Teknolojik eşitsizlik
Analistler, son birkaç günde açıkça ortaya çıkan bir şeyin, teknolojik üstünlüğün ezici bir şekilde İsrail’in lehine olduğu olduğunu söylüyor.
Nasrallah da konuşmasında bunu itiraf etti.
“Düşmanın, özellikle ABD ve Batı tarafından desteklendiği için teknolojik üstünlüğe sahip olduğunu kabul ediyoruz” dedi.
Hizbullah yanlısı Telegram grupları, Çarşamba günü bazı İsrail belediyelerinin sayfaları da dahil olmak üzere bazı İsrail web sitelerinin hacklendiğini bildirdi.
Ancak Krummrich, teknolojik avantajların tek başına savaşı kazandıramayacağını söyledi.

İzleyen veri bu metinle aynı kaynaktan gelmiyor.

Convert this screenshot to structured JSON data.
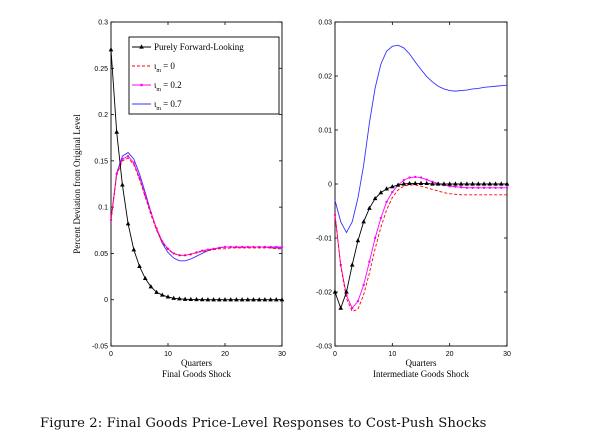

“Teknolojik avantaj bir seraptır” dedi. “Eğer iradeniz, halkınız ve inancınız varsa, yine de nihai avantaja sahipsiniz çünkü savaş kendini sürekli değişen bir şekilde gösterir.”
Krummrich, “Hem İsrail hem de Hizbullah bu inanca sahip ve bu genellikle çatışmalarda böyle olmaz,” diye ekledi. “Ve bu beni çok endişelendiriyor [because without a negotiated settlement] “Daha da kötüye gidecek, daha da kötüye gidecek, daha da kötüye gidecek.”